The filmmaker is British writer/director Joanna Hogg, who folds her memories of film school into the story of film student Julie, who is played by Honor Swinton Byrne. The daughter of the great Tilda Swinton and Gabriel Byrne, she is instantly brilliant -- portraying Julie, first, as very insecure and sheltered, then gradually finding herself amidst the destructive romance.
Her partner in the off-and-on, never-quite-secure relationship is Anthony, played by Tom Burke, who creates a man who is playing a character in life, hiding his truth behind a upper-class facade.
Claiming to work for the Foreign Office, dressing in pinstriped suits and a long, brass-buttoned coat, Anthony meets Julie in posh tea rooms and takes her to museums -- that’s where they encounter the Jean-Honore Fragonard painting that gives the picture its title.
Their halting encounters take place around Julie’s film school life, listening to professors drone on about art and technique and talking with them about her project, a feature film to be set in the rundown city of Sunderland -- a project she’s taking to on pull her away from what she calls her life of privilege.
For Julie, like Anthony, isn’t exactly what she appears to be. With her sweaters, dresses and jeans and hesitant behavior, Julie looks solidly middle class. But she is the one from the upper class, the daughter of the landed gentry.
So she can borrow money from her mother, played by her real mom, Tilda Swinton, and support not only her filmmaking but Anthony, who is constantly borrowing money --- for I’ll divulge with a spoiler alert. If you don’t want to know, skip the next paragraph.
The audience knows his truth before Julie, who notices a bruise in the crook of Anthony’s arm while they are in bed and thinks little of it other than to tell him he needs to take care of it. Anthony, we know instantly, is a heroin addict, relatively high functioning, but still a junkie who needs cash for a fix.
Julie eventually figures Anthony out, but doesn’t give him the boot for reasons that aren’t spelled out. Maybe she really loves him. Maybe she is incapable of splitting up. Maybe it’s an act of independence. And maybe it’s none of the above.
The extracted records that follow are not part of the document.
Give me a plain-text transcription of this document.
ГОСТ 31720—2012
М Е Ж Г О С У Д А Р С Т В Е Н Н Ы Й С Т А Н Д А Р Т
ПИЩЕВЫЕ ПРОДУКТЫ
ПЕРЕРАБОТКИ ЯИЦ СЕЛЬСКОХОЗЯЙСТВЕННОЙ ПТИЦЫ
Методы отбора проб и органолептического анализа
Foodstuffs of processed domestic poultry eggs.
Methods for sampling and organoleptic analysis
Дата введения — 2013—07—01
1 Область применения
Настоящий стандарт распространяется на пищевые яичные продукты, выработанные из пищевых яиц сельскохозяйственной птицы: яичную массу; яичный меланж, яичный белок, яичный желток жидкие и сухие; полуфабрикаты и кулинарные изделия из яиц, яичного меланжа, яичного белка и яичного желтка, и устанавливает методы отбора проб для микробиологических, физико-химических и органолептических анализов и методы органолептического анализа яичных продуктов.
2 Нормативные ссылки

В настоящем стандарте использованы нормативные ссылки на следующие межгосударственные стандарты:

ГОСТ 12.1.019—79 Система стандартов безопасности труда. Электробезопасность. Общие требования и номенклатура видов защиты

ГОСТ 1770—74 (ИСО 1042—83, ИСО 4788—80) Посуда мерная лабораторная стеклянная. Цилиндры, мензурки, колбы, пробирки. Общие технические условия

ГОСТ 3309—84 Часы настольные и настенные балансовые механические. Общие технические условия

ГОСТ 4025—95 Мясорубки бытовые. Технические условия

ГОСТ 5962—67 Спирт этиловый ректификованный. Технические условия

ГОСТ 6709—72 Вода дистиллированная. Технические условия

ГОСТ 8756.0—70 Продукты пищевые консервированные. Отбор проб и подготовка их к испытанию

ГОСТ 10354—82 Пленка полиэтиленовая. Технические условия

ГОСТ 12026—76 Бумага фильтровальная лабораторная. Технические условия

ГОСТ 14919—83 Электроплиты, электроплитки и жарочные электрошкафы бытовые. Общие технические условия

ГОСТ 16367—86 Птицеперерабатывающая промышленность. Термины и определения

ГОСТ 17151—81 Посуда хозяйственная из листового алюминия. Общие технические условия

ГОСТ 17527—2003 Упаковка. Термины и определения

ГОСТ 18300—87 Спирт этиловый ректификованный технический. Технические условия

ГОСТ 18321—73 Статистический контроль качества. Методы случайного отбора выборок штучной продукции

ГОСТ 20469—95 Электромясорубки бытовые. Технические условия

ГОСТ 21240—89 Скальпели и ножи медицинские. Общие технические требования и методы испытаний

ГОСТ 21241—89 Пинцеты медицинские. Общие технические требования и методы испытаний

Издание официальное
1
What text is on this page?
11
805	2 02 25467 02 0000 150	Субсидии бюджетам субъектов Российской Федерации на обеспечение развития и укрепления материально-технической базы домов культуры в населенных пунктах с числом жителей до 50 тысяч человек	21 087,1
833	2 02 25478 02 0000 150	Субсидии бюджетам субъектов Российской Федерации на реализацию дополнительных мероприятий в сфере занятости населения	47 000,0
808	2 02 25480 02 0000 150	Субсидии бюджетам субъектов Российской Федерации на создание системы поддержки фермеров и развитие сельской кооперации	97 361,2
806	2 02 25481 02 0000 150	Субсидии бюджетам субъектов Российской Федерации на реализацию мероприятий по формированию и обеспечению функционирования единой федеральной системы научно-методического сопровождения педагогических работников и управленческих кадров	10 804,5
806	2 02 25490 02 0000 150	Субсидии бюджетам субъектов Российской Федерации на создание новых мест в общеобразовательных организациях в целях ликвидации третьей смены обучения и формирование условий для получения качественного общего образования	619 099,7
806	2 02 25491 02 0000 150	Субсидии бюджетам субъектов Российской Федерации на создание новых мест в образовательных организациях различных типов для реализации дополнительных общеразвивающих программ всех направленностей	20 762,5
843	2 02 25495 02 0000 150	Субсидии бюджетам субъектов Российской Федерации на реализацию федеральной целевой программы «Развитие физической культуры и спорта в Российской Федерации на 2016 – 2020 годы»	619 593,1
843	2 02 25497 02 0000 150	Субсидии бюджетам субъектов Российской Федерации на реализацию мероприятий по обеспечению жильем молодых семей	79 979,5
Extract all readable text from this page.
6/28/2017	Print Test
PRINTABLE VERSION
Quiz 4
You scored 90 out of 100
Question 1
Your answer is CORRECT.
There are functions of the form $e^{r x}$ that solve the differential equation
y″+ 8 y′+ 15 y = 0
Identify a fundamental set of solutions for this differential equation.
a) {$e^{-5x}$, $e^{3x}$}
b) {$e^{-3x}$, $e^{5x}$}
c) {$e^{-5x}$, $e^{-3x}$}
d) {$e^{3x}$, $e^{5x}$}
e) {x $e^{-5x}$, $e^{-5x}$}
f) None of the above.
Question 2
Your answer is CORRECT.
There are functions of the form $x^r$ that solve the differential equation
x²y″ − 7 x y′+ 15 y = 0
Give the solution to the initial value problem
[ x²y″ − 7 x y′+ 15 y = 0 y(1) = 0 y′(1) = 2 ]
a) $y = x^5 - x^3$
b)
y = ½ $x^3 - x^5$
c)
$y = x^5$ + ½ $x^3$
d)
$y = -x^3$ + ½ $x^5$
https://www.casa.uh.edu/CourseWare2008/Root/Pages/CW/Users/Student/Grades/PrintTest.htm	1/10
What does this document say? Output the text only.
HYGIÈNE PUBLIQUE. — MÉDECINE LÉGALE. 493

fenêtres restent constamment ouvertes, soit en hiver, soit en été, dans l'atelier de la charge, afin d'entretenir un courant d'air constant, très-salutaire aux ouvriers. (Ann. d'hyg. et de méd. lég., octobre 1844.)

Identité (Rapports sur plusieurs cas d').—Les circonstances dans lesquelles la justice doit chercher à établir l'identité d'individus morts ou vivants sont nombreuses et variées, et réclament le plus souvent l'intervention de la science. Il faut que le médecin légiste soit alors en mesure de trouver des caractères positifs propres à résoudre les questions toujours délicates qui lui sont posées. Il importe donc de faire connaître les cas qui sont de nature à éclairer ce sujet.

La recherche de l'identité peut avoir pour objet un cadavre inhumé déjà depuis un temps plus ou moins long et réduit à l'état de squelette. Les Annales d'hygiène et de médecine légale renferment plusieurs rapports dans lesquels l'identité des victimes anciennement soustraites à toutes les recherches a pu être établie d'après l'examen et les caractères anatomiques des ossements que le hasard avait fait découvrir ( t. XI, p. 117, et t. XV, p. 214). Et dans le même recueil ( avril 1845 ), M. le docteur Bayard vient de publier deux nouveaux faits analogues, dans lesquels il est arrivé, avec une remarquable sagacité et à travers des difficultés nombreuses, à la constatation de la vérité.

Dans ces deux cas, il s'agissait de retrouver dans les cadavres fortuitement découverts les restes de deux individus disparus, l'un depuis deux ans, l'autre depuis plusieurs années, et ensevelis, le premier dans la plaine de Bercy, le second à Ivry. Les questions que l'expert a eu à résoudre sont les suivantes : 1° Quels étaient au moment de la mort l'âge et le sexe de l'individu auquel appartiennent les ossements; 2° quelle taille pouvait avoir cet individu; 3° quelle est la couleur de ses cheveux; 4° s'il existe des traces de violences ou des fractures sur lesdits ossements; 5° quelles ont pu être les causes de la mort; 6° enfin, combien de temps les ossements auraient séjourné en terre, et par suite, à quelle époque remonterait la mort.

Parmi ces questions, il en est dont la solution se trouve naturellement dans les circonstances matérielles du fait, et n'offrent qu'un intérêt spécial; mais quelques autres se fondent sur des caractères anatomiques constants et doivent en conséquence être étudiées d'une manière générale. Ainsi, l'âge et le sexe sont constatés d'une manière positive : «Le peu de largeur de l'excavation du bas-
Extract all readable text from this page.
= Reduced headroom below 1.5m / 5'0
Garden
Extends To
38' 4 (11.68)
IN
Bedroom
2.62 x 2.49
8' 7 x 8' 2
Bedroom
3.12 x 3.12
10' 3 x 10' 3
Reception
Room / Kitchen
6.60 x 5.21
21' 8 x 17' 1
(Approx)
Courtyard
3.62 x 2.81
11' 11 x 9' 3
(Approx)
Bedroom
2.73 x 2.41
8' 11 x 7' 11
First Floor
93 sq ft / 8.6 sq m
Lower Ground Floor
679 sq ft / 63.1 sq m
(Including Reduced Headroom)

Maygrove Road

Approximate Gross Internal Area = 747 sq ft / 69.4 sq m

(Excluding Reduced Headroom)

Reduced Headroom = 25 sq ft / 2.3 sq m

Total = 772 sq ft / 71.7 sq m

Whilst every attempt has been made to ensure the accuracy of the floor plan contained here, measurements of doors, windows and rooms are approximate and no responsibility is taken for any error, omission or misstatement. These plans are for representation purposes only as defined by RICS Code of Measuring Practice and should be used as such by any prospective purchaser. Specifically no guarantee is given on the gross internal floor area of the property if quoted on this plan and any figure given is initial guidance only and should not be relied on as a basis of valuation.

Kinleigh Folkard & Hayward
“The Souvenir” is set in the 1990s -- the music is period perfect, as is the filmmaking technology, the key part of the word there being film. That’s when Hogg was in school and her memories, some crystalline, some hazy, provide the bones for the film that’s got a graininess that, again, reflects the era.
“The Souvenir" is a quiet movie, even its most dramatic moments are conveyed in a hushed tone. It's the perfect way to present a movie that’s personal and resonant, a piece of cinema that’s, to some measure about film and art.
But simultaneously it's a movie about a very real person who is played by a newcomer who will be an actress to be reckoned with for decades.